Valivade was developed on the lines of a typical independent Polish village where the refugees lived and around 78 people who died were laid to rest in the Polish Cemetery still present there.
On Saturday, there was loud applause and cheers as Danuta, a 93-year-old Polish woman had a warm and emotional reunion with her childhood hockey playmates B. S. Shinde, 87, and D. B. Jadhav, 88.
"They pointed out each other in a faded yellow photograph of their hockey teams of that era and even playfully argued a bit about their correct identity! It was a poignant sight and will be cherished by the people of Kolhapur for long," said local resident Dhananjay Jathar.
Around 20 Polish people who had lived in Valivade as young children during those harrowing days, have come to India to commemorate the 80th anniversary of WW-II and attend the Memorial Pillar inauguration.
The dignitaries also visited the proposed site of the first-ever Memorial Museum which will come up here in Valivade.
"Let the Memorial Museum be a place where everyone can be enriched by the love and humanity shown to the Polish by the people of Kolhapur. I thank the Poles in India for keeping the memories alive," said Przydacz.
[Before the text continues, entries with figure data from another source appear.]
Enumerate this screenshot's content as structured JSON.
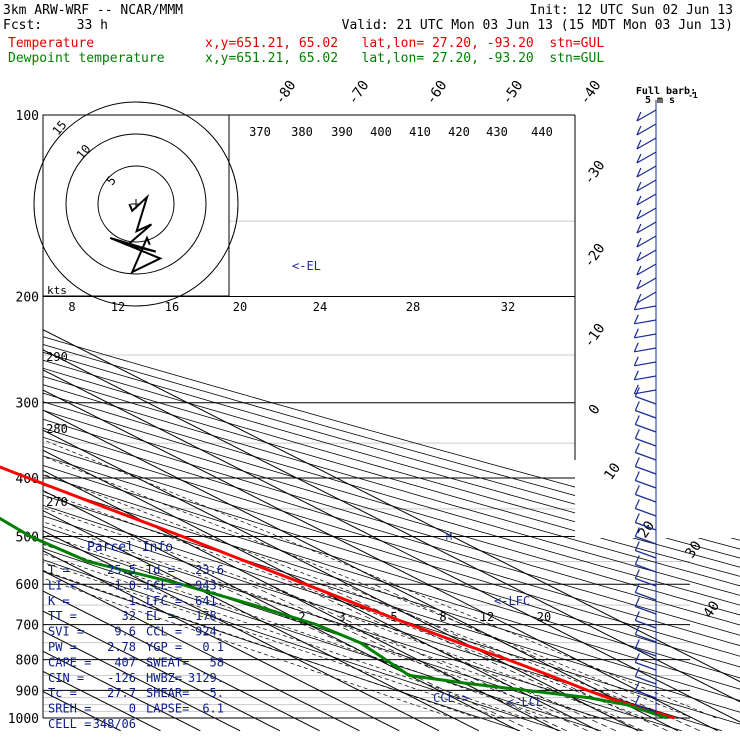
{
  "header": {
    "model": "3km ARW-WRF -- NCAR/MMM",
    "init": "Init: 12 UTC Sun 02 Jun 13",
    "fcst_label": "Fcst:",
    "fcst_value": "33 h",
    "valid": "Valid: 21 UTC Mon 03 Jun 13 (15 MDT Mon 03 Jun 13)",
    "temp_label": "Temperature",
    "dew_label": "Dewpoint temperature",
    "loc_temp": "x,y=651.21, 65.02   lat,lon= 27.20, -93.20  stn=GUL",
    "loc_dew": "x,y=651.21, 65.02   lat,lon= 27.20, -93.20  stn=GUL"
  },
  "barb_legend": {
    "title": "Full barb:",
    "value": "5 m s",
    "exp": "-1"
  },
  "hodograph": {
    "unit": "kts",
    "rings": [
      "5",
      "10",
      "15"
    ]
  },
  "el_label": "<-EL",
  "lfc_label": "<-LFC",
  "lcl_label": "<-LCL",
  "ccl_label": "CCL->",
  "m_label": "M",
  "parcel": {
    "title": "Parcel Info",
    "rows": [
      [
        "T  =",
        "25.5",
        "Td =",
        "23.6"
      ],
      [
        "LI =",
        "-1.0",
        "LCL =",
        "943."
      ],
      [
        "K  =",
        "1",
        "LFC =",
        "641."
      ],
      [
        "TT =",
        "32",
        "EL  =",
        "178."
      ],
      [
        "SVI =",
        "9.6",
        "CCL =",
        "924."
      ],
      [
        "PW  =",
        "2.78",
        "YGP =",
        "0.1"
      ],
      [
        "CAPE =",
        "407",
        "SWEAT=",
        "58"
      ],
      [
        "CIN  =",
        "-126",
        "HWBZ=",
        "3129."
      ],
      [
        "Tc =",
        "27.7",
        "SHEAR=",
        "5."
      ],
      [
        "SREH =",
        "0",
        "LAPSE=",
        "6.1"
      ],
      [
        "CELL =",
        "348/06",
        "",
        ""
      ]
    ]
  },
  "colors": {
    "temperature": "#ff0000",
    "dewpoint": "#008000",
    "wind": "#1a2a9a",
    "grid": "#000000"
  },
  "chart_data": {
    "type": "line",
    "title": "",
    "xlabel": "",
    "ylabel": "",
    "pressure_levels": [
      100,
      200,
      300,
      400,
      500,
      600,
      700,
      800,
      900,
      1000
    ],
    "pressure_labels": [
      "100",
      "200",
      "300",
      "400",
      "500",
      "600",
      "700",
      "800",
      "900",
      "1000"
    ],
    "isotherm_labels": [
      "-80",
      "-70",
      "-60",
      "-50",
      "-40",
      "-30",
      "-20",
      "-10",
      "0",
      "10",
      "20",
      "30",
      "40"
    ],
    "theta_labels": [
      "370",
      "380",
      "390",
      "400",
      "410",
      "420",
      "430",
      "440"
    ],
    "theta_lower_labels": [
      "290",
      "280",
      "270"
    ],
    "mixing_ratio_upper": [
      "8",
      "12",
      "16",
      "20",
      "24",
      "28",
      "32"
    ],
    "mixing_ratio_lower": [
      "2",
      "3",
      "5",
      "8",
      "12",
      "20"
    ],
    "series": [
      {
        "name": "Temperature",
        "p": [
          1000,
          975,
          950,
          925,
          900,
          850,
          800,
          750,
          700,
          650,
          600,
          550,
          500,
          450,
          400,
          350,
          300,
          250,
          200,
          175,
          150,
          125,
          110,
          100
        ],
        "t": [
          25.5,
          23.3,
          20.8,
          18.8,
          17.4,
          15.3,
          12.7,
          8.8,
          5.6,
          2.5,
          -0.7,
          -4.3,
          -7.8,
          -12.5,
          -17.5,
          -22.7,
          -29.5,
          -38.5,
          -51.5,
          -60.0,
          -68.5,
          -75.0,
          -75.5,
          -73.5
        ]
      },
      {
        "name": "Dewpoint temperature",
        "p": [
          1000,
          975,
          950,
          925,
          900,
          875,
          850,
          800,
          750,
          700,
          650,
          600,
          550,
          500,
          450,
          400,
          350,
          300,
          250,
          200,
          175,
          150,
          125,
          110,
          100
        ],
        "td": [
          23.6,
          22.0,
          20.0,
          14.0,
          2.0,
          -10.0,
          -20.0,
          -18.0,
          -16.0,
          -18.0,
          -24.0,
          -32.0,
          -44.0,
          -46.0,
          -44.0,
          -45.0,
          -49.5,
          -49.0,
          -55.0,
          -65.0,
          -66.0,
          -72.5,
          -80.0,
          -80.0,
          -80.0
        ]
      }
    ],
    "hodograph_kts": {
      "u": [
        0,
        4,
        8,
        6,
        10,
        2,
        12,
        -6,
        14,
        4,
        8,
        12
      ],
      "v": [
        0,
        -2,
        2,
        -8,
        -6,
        -12,
        -14,
        -10,
        -16,
        -20,
        -10,
        -12
      ]
    }
  }
}
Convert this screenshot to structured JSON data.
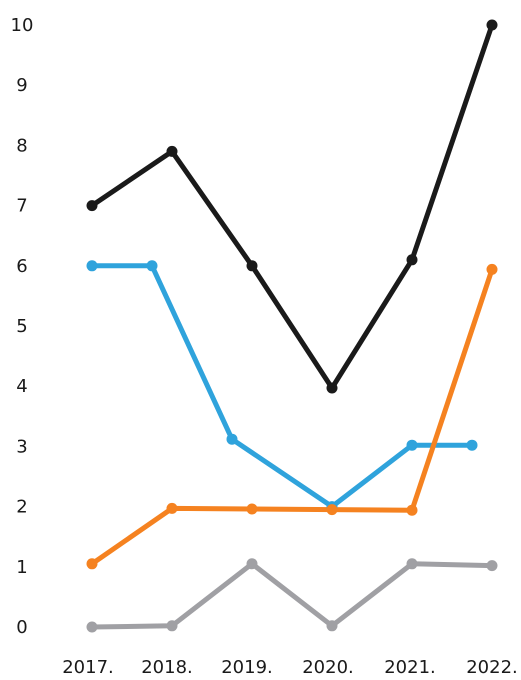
{
  "chart_data": {
    "type": "line",
    "title": "",
    "xlabel": "",
    "ylabel": "",
    "categories": [
      "2017.",
      "2018.",
      "2019.",
      "2020.",
      "2021.",
      "2022."
    ],
    "ylim": [
      0,
      10
    ],
    "yticks": [
      0,
      1,
      2,
      3,
      4,
      5,
      6,
      7,
      8,
      9,
      10
    ],
    "grid": false,
    "legend": "none",
    "series": [
      {
        "color": "#1a1a1a",
        "points": [
          {
            "x": 2017,
            "y": 7.0
          },
          {
            "x": 2018,
            "y": 7.9
          },
          {
            "x": 2019,
            "y": 6.0
          },
          {
            "x": 2020,
            "y": 3.97
          },
          {
            "x": 2021,
            "y": 6.1
          },
          {
            "x": 2022,
            "y": 10.0
          }
        ]
      },
      {
        "color": "#2fa3dc",
        "points": [
          {
            "x": 2017,
            "y": 6.0
          },
          {
            "x": 2017.75,
            "y": 6.0
          },
          {
            "x": 2018.75,
            "y": 3.12
          },
          {
            "x": 2020,
            "y": 2.0
          },
          {
            "x": 2021,
            "y": 3.02
          },
          {
            "x": 2021.75,
            "y": 3.02
          }
        ]
      },
      {
        "color": "#f58220",
        "points": [
          {
            "x": 2017,
            "y": 1.05
          },
          {
            "x": 2018,
            "y": 1.97
          },
          {
            "x": 2019,
            "y": 1.96
          },
          {
            "x": 2020,
            "y": 1.95
          },
          {
            "x": 2021,
            "y": 1.94
          },
          {
            "x": 2022,
            "y": 5.94
          }
        ]
      },
      {
        "color": "#a0a0a4",
        "points": [
          {
            "x": 2017,
            "y": 0.0
          },
          {
            "x": 2018,
            "y": 0.02
          },
          {
            "x": 2019,
            "y": 1.05
          },
          {
            "x": 2020,
            "y": 0.02
          },
          {
            "x": 2021,
            "y": 1.05
          },
          {
            "x": 2022,
            "y": 1.02
          }
        ]
      }
    ]
  }
}
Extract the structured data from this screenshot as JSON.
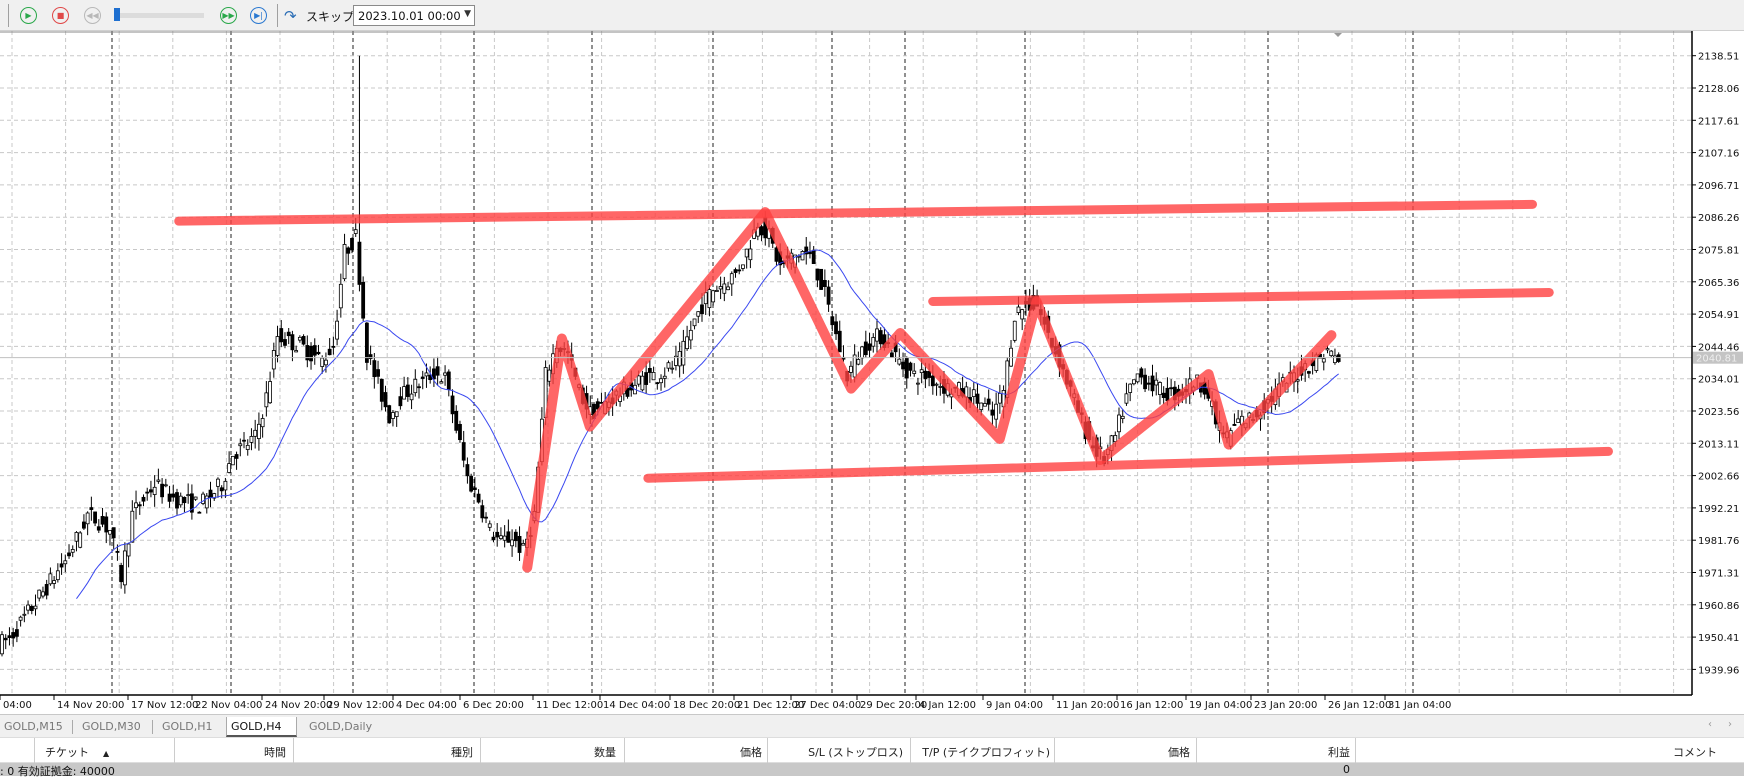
{
  "toolbar": {
    "play_icon": "play-icon",
    "stop_icon": "stop-icon",
    "rewind_icon": "rewind-icon",
    "fast_forward_icon": "fast-forward-icon",
    "step_icon": "step-forward-icon",
    "slider_position": 0.02,
    "skip_label": "スキップ",
    "date_value": "2023.10.01 00:00",
    "colors": {
      "play": "#2aa84a",
      "stop": "#e04848",
      "rewind": "#b0b0b0",
      "step": "#2a78d0"
    }
  },
  "chart_data": {
    "type": "candlestick",
    "symbol_timeframe": "GOLD,H4",
    "y_ticks": [
      "2138.51",
      "2128.06",
      "2117.61",
      "2107.16",
      "2096.71",
      "2086.26",
      "2075.81",
      "2065.36",
      "2054.91",
      "2044.46",
      "2034.01",
      "2023.56",
      "2013.11",
      "2002.66",
      "1992.21",
      "1981.76",
      "1971.31",
      "1960.86",
      "1950.41",
      "1939.96"
    ],
    "ylim": [
      1931.6,
      2146.6
    ],
    "current_price": "2040.81",
    "x_ticks": [
      "04:00",
      "14 Nov 20:00",
      "17 Nov 12:00",
      "22 Nov 04:00",
      "24 Nov 20:00",
      "29 Nov 12:00",
      "4 Dec 04:00",
      "6 Dec 20:00",
      "11 Dec 12:00",
      "14 Dec 04:00",
      "18 Dec 20:00",
      "21 Dec 12:00",
      "27 Dec 04:00",
      "29 Dec 20:00",
      "4 Jan 12:00",
      "9 Jan 04:00",
      "11 Jan 20:00",
      "16 Jan 12:00",
      "19 Jan 04:00",
      "23 Jan 20:00",
      "26 Jan 12:00",
      "31 Jan 04:00"
    ],
    "grid": true,
    "closes": [
      1948,
      1950,
      1955,
      1960,
      1965,
      1970,
      1975,
      1982,
      1990,
      1988,
      1985,
      1970,
      1990,
      1995,
      2000,
      1997,
      1995,
      1994,
      1993,
      1996,
      2000,
      2010,
      2012,
      2015,
      2028,
      2048,
      2046,
      2045,
      2042,
      2040,
      2045,
      2075,
      2080,
      2042,
      2032,
      2022,
      2028,
      2031,
      2033,
      2036,
      2034,
      2018,
      2002,
      1995,
      1985,
      1981,
      1983,
      1978,
      1990,
      2035,
      2045,
      2042,
      2030,
      2023,
      2025,
      2028,
      2030,
      2032,
      2035,
      2035,
      2037,
      2040,
      2050,
      2058,
      2063,
      2065,
      2068,
      2075,
      2085,
      2080,
      2070,
      2073,
      2075,
      2072,
      2061,
      2048,
      2035,
      2042,
      2046,
      2048,
      2043,
      2038,
      2035,
      2035,
      2033,
      2031,
      2030,
      2029,
      2026,
      2022,
      2030,
      2055,
      2058,
      2058,
      2048,
      2040,
      2030,
      2020,
      2012,
      2008,
      2015,
      2028,
      2035,
      2033,
      2030,
      2029,
      2030,
      2033,
      2032,
      2020,
      2015,
      2020,
      2021,
      2024,
      2028,
      2032,
      2035,
      2038,
      2040,
      2043,
      2040
    ],
    "spike": {
      "index": 32,
      "high": 2138.5
    },
    "moving_average_color": "#3a48f0",
    "drawings": {
      "color": "#ff4040",
      "trendlines": [
        [
          [
            16,
            2085.0
          ],
          [
            137.2,
            2090.4
          ]
        ],
        [
          [
            83.5,
            2059.0
          ],
          [
            138.7,
            2061.9
          ]
        ],
        [
          [
            58,
            2001.8
          ],
          [
            144,
            2010.5
          ]
        ]
      ],
      "zigzag": [
        [
          47.2,
          1972.9
        ],
        [
          50.3,
          2047.0
        ],
        [
          52.8,
          2018.5
        ],
        [
          68.5,
          2087.9
        ],
        [
          76.2,
          2030.8
        ],
        [
          80.6,
          2048.8
        ],
        [
          89.5,
          2014.5
        ],
        [
          92.8,
          2059.0
        ],
        [
          98.5,
          2007.7
        ],
        [
          108.2,
          2035.5
        ],
        [
          110,
          2012.7
        ],
        [
          119.2,
          2048.1
        ]
      ]
    }
  },
  "tabs": [
    {
      "label": "GOLD,M15",
      "active": false
    },
    {
      "label": "GOLD,M30",
      "active": false
    },
    {
      "label": "GOLD,H1",
      "active": false
    },
    {
      "label": "GOLD,H4",
      "active": true
    },
    {
      "label": "GOLD,Daily",
      "active": false
    }
  ],
  "table": {
    "columns": [
      "チケット",
      "時間",
      "種別",
      "数量",
      "価格",
      "S/L (ストップロス)",
      "T/P (テイクプロフィット)",
      "価格",
      "利益",
      "コメント"
    ],
    "sort_indicator": "▲"
  },
  "status": {
    "left": ": 0  有効証拠金: 40000",
    "profit": "0"
  }
}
"'The Little Poland', while maintaining its distinct identity, coalesced with the local culture and community. I was pleasantly surprised when a Polish parliamentarian addressed me as 'Maharaj'. The Memorial Museum being set up will keep those memories alive," said Sambhajiraje Chhatrapati, Rajya Sabha MP and 13th direct descendent of Chhatrapati Shivaji Maharaj.
Other dignitaries present on the occasion were Poland's Ambassador to India Adam Burakowski, President of Poles in India Andrzej Chendynski, Maharashtra's Guardian Minister for Kolhapur Chandrakant Patil and and a large number of locals.